Страсть, суть драмы, они воспринимают лишь как примитивное сексуальное возбуждение; такие выражения, как «пылкая поэзия» или «страстная любовь к истине», совершенно выпали из их словаря, их заменило «преступление по страсти» и тому подобное. Они, как я понимаю, полагают, что люди со страстями в широком понимании этого слова бесстрастны и потому не заслуживают интереса. Отсюда привычка смотреть на людей религиозных как на неинтересных и незанимательных. И поэтому, когда Барбара отпускает армейско-спасительные шуточки и целует своего возлюбленного, перегнувшись через барабан, поклонники театра считают своим долгом выразить, как они шокированы, и заключают, что вся пьеса есть продуманное издевательство над Армией спасения. И тогда они либо ханжески осуждают меня, либо имеют глупость принять участие в предполагаемом издевательстве!
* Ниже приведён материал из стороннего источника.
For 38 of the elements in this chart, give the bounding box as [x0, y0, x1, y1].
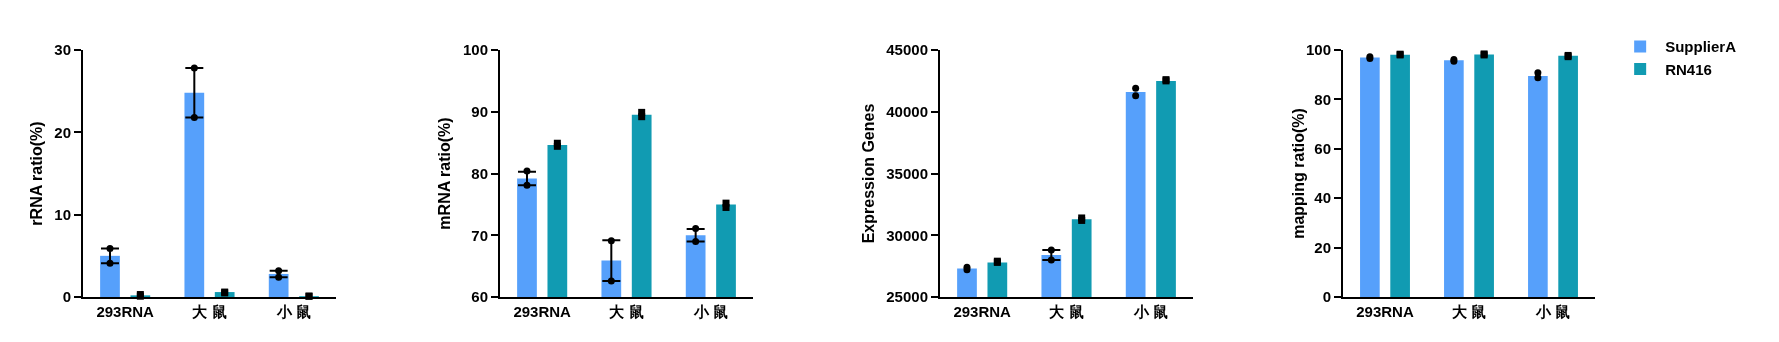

Даже горстка умственно полноценных критиков достаточно поломала себе головы над моим изображением экономического тупика, в котором очутилась Армия спасения. Одни высказывали мнение, что Армия не взяла бы денег у винокура и фабриканта оружия; другие — что не должна была брать, и все более или менее решительно сошлись на том, что, беря эти деньги, Армия обнаруживает свою несерьезность и лицемерие. Ответ самой Армии был скор и недвусмыслен: как заявил один из ее офицеров, они взяли бы деньги у самого Дьявола и только радовались бы, что отняли их у него и передали в руки Господа. Они с благодарностью удостоверили, что содержатели баров не только дают им деньги, но и разрешают собирать их прямо в баре, и порой это происходит в то самое время, как на улице перед баром Армия спасения проповедует трезвость. Они, собственно, и усомнились-то в правдоподобии пьесы не потому, что миссис Бэйнс взяла деньги, а потому, что Барбара отказалась их взять.
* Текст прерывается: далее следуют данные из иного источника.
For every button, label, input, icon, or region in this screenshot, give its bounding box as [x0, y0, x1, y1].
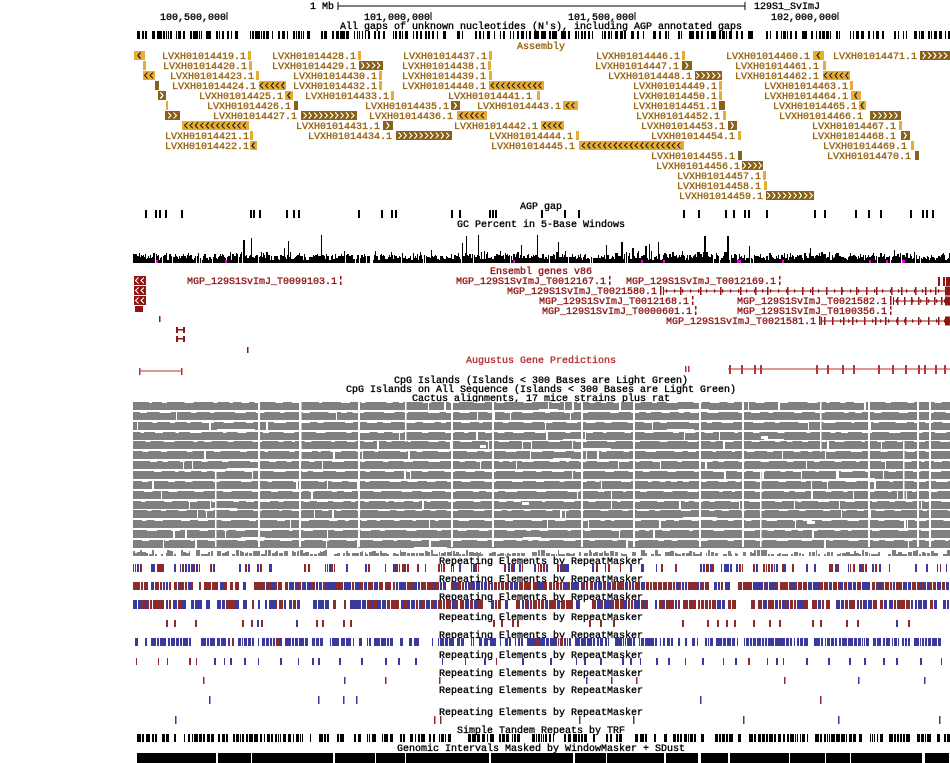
svg-text:MGP_129S1SvImJ_T0012168.1: MGP_129S1SvImJ_T0012168.1	[539, 297, 689, 308]
svg-text:LVXH01014447.1: LVXH01014447.1	[595, 62, 679, 73]
svg-text:101,500,000: 101,500,000	[568, 13, 634, 24]
svg-text:LVXH01014419.1: LVXH01014419.1	[162, 52, 246, 63]
svg-text:MGP_129S1SvImJ_T0099103.1: MGP_129S1SvImJ_T0099103.1	[187, 277, 337, 288]
svg-text:Ensembl genes v86: Ensembl genes v86	[490, 266, 592, 278]
svg-text:LVXH01014439.1: LVXH01014439.1	[402, 72, 486, 83]
svg-text:LVXH01014445.1: LVXH01014445.1	[491, 142, 575, 153]
svg-text:LVXH01014428.1: LVXH01014428.1	[272, 52, 356, 63]
svg-text:LVXH01014434.1: LVXH01014434.1	[308, 132, 392, 143]
svg-text:MGP_129S1SvImJ_T0012167.1: MGP_129S1SvImJ_T0012167.1	[456, 277, 606, 288]
svg-text:CpG Islands (Islands < 300 Bas: CpG Islands (Islands < 300 Bases are Lig…	[394, 375, 688, 387]
svg-text:LVXH01014437.1: LVXH01014437.1	[403, 52, 487, 63]
svg-text:LVXH01014466.1: LVXH01014466.1	[779, 112, 863, 123]
svg-text:LVXH01014431.1: LVXH01014431.1	[296, 122, 380, 133]
svg-text:MGP_129S1SvImJ_T0100356.1: MGP_129S1SvImJ_T0100356.1	[737, 307, 887, 318]
svg-text:LVXH01014450.1: LVXH01014450.1	[633, 92, 717, 103]
svg-text:Repeating Elements by RepeatMa: Repeating Elements by RepeatMasker	[439, 668, 643, 680]
svg-text:Genomic Intervals Masked by Wi: Genomic Intervals Masked by WindowMasker…	[397, 743, 685, 755]
svg-text:MGP_129S1SvImJ_T0000601.1: MGP_129S1SvImJ_T0000601.1	[542, 307, 692, 318]
svg-text:LVXH01014446.1: LVXH01014446.1	[596, 52, 680, 63]
svg-text:Augustus Gene Predictions: Augustus Gene Predictions	[466, 355, 616, 367]
svg-text:All gaps of unknown nucleotide: All gaps of unknown nucleotides (N's), i…	[340, 21, 742, 33]
svg-text:Repeating Elements by RepeatMa: Repeating Elements by RepeatMasker	[439, 707, 643, 719]
svg-text:102,000,000: 102,000,000	[771, 13, 837, 24]
svg-text:MGP_129S1SvImJ_T0012169.1: MGP_129S1SvImJ_T0012169.1	[626, 277, 776, 288]
svg-text:LVXH01014448.1: LVXH01014448.1	[608, 72, 692, 83]
svg-text:1 Mb: 1 Mb	[310, 1, 334, 13]
svg-text:Repeating Elements by RepeatMa: Repeating Elements by RepeatMasker	[439, 612, 643, 624]
svg-text:LVXH01014456.1: LVXH01014456.1	[656, 162, 740, 173]
svg-text:LVXH01014459.1: LVXH01014459.1	[679, 192, 763, 203]
svg-text:LVXH01014438.1: LVXH01014438.1	[402, 62, 486, 73]
svg-text:129S1_SvImJ: 129S1_SvImJ	[754, 2, 820, 13]
svg-text:LVXH01014426.1: LVXH01014426.1	[207, 102, 291, 113]
svg-text:LVXH01014440.1: LVXH01014440.1	[402, 82, 486, 93]
svg-text:LVXH01014464.1: LVXH01014464.1	[764, 92, 848, 103]
svg-text:Simple Tandem Repeats by TRF: Simple Tandem Repeats by TRF	[457, 725, 625, 737]
svg-text:LVXH01014454.1: LVXH01014454.1	[651, 132, 735, 143]
svg-text:LVXH01014423.1: LVXH01014423.1	[170, 72, 254, 83]
svg-text:LVXH01014443.1: LVXH01014443.1	[477, 102, 561, 113]
svg-text:LVXH01014433.1: LVXH01014433.1	[305, 92, 389, 103]
svg-text:LVXH01014425.1: LVXH01014425.1	[199, 92, 283, 103]
svg-text:Assembly: Assembly	[517, 41, 565, 53]
svg-text:LVXH01014471.1: LVXH01014471.1	[833, 52, 917, 63]
svg-text:LVXH01014424.1: LVXH01014424.1	[172, 82, 256, 93]
svg-text:LVXH01014460.1: LVXH01014460.1	[726, 52, 810, 63]
svg-text:LVXH01014435.1: LVXH01014435.1	[365, 102, 449, 113]
svg-text:LVXH01014444.1: LVXH01014444.1	[489, 132, 573, 143]
svg-text:LVXH01014441.1: LVXH01014441.1	[448, 92, 532, 103]
svg-text:LVXH01014457.1: LVXH01014457.1	[677, 172, 761, 183]
svg-text:LVXH01014463.1: LVXH01014463.1	[764, 82, 848, 93]
svg-text:LVXH01014422.1: LVXH01014422.1	[165, 142, 249, 153]
svg-text:LVXH01014470.1: LVXH01014470.1	[827, 152, 911, 163]
svg-text:LVXH01014468.1: LVXH01014468.1	[812, 132, 896, 143]
svg-text:MGP_129S1SvImJ_T0021581.1: MGP_129S1SvImJ_T0021581.1	[666, 317, 816, 328]
svg-text:GC Percent in 5-Base Windows: GC Percent in 5-Base Windows	[457, 219, 625, 231]
svg-text:CpG Islands on All Sequence (I: CpG Islands on All Sequence (Islands < 3…	[346, 384, 736, 396]
svg-text:LVXH01014462.1: LVXH01014462.1	[735, 72, 819, 83]
svg-text:LVXH01014449.1: LVXH01014449.1	[633, 82, 717, 93]
svg-text:LVXH01014420.1: LVXH01014420.1	[163, 62, 247, 73]
svg-text:Repeating Elements by RepeatMa: Repeating Elements by RepeatMasker	[439, 630, 643, 642]
svg-text:AGP gap: AGP gap	[520, 202, 562, 213]
svg-text:Repeating Elements by RepeatMa: Repeating Elements by RepeatMasker	[439, 650, 643, 662]
svg-text:MGP_129S1SvImJ_T0021580.1: MGP_129S1SvImJ_T0021580.1	[507, 287, 657, 298]
svg-text:LVXH01014461.1: LVXH01014461.1	[735, 62, 819, 73]
svg-text:LVXH01014455.1: LVXH01014455.1	[651, 152, 735, 163]
svg-text:LVXH01014429.1: LVXH01014429.1	[272, 62, 356, 73]
svg-text:LVXH01014451.1: LVXH01014451.1	[633, 102, 717, 113]
svg-text:LVXH01014436.1: LVXH01014436.1	[369, 112, 453, 123]
svg-text:LVXH01014427.1: LVXH01014427.1	[213, 112, 297, 123]
svg-text:Repeating Elements by RepeatMa: Repeating Elements by RepeatMasker	[439, 685, 643, 697]
svg-text:LVXH01014458.1: LVXH01014458.1	[677, 182, 761, 193]
svg-text:LVXH01014452.1: LVXH01014452.1	[636, 112, 720, 123]
svg-text:LVXH01014430.1: LVXH01014430.1	[293, 72, 377, 83]
svg-text:LVXH01014465.1: LVXH01014465.1	[773, 102, 857, 113]
svg-text:LVXH01014421.1: LVXH01014421.1	[165, 132, 249, 143]
svg-text:LVXH01014467.1: LVXH01014467.1	[812, 122, 896, 133]
svg-text:LVXH01014453.1: LVXH01014453.1	[641, 122, 725, 133]
svg-text:LVXH01014432.1: LVXH01014432.1	[293, 82, 377, 93]
svg-text:101,000,000: 101,000,000	[364, 13, 430, 24]
svg-text:LVXH01014442.1: LVXH01014442.1	[454, 122, 538, 133]
svg-text:LVXH01014469.1: LVXH01014469.1	[823, 142, 907, 153]
svg-text:100,500,000: 100,500,000	[160, 13, 226, 24]
svg-text:MGP_129S1SvImJ_T0021582.1: MGP_129S1SvImJ_T0021582.1	[737, 297, 887, 308]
Мысль, что Армия не должна брать такие деньги, особых доказательств не требует. Ей приходится брать, так как без денег ей не просуществовать, а больше их взять неоткуда. Фактически все свободные деньги в стране представляют собой смесь ренты, доли в доходах и прибыли, и каждый пенни так же неразрывно связан с преступлением, пьянством, проституцией, болезнями и всеми прочими ядовитыми плодами нищеты, как и с предпринимательством, богатством, коммерческой честностью и национальным процветанием. Представление, будто отдельные монеты можно пометить как. нечистые,— наивное индивидуалистское заблуждение. И тем не менее тот факт, что все наши деньги являются нечистыми, тяжело ранит серьезные юные души, если какой-нибудь случай наглядно демонстрирует им эту грязь. Когда восторженный молодой священник господствующей церкви впервые узнает, что церковные старосты получают свою долю дохода с баров, где процветают азартные игры, публичных домов и кабаков или что самым щедрым пожертвователем на его последней проповеди о благотворительности оказался наниматель, так же бессовестно наживающийся на женском труде, удешевленном проституцией, как бессовестно наживается хозяин гостиницы на труде официантов, удешевленном чаевыми, или труде рассыльных, удешевленном подачками; или что единственный патрон, способный отремонтировать церковь или школы его прихода или предоставить ученикам гимнастический зал или библиотеку, это зять чикагского мясного короля,— в таких случаях молодой священник, как и Барбара, переживает скверные четверть часа. Но он не может позволить себе принимать деньги исключительно от симпатичных старушек с солидным доходом и ангельским образом жизни.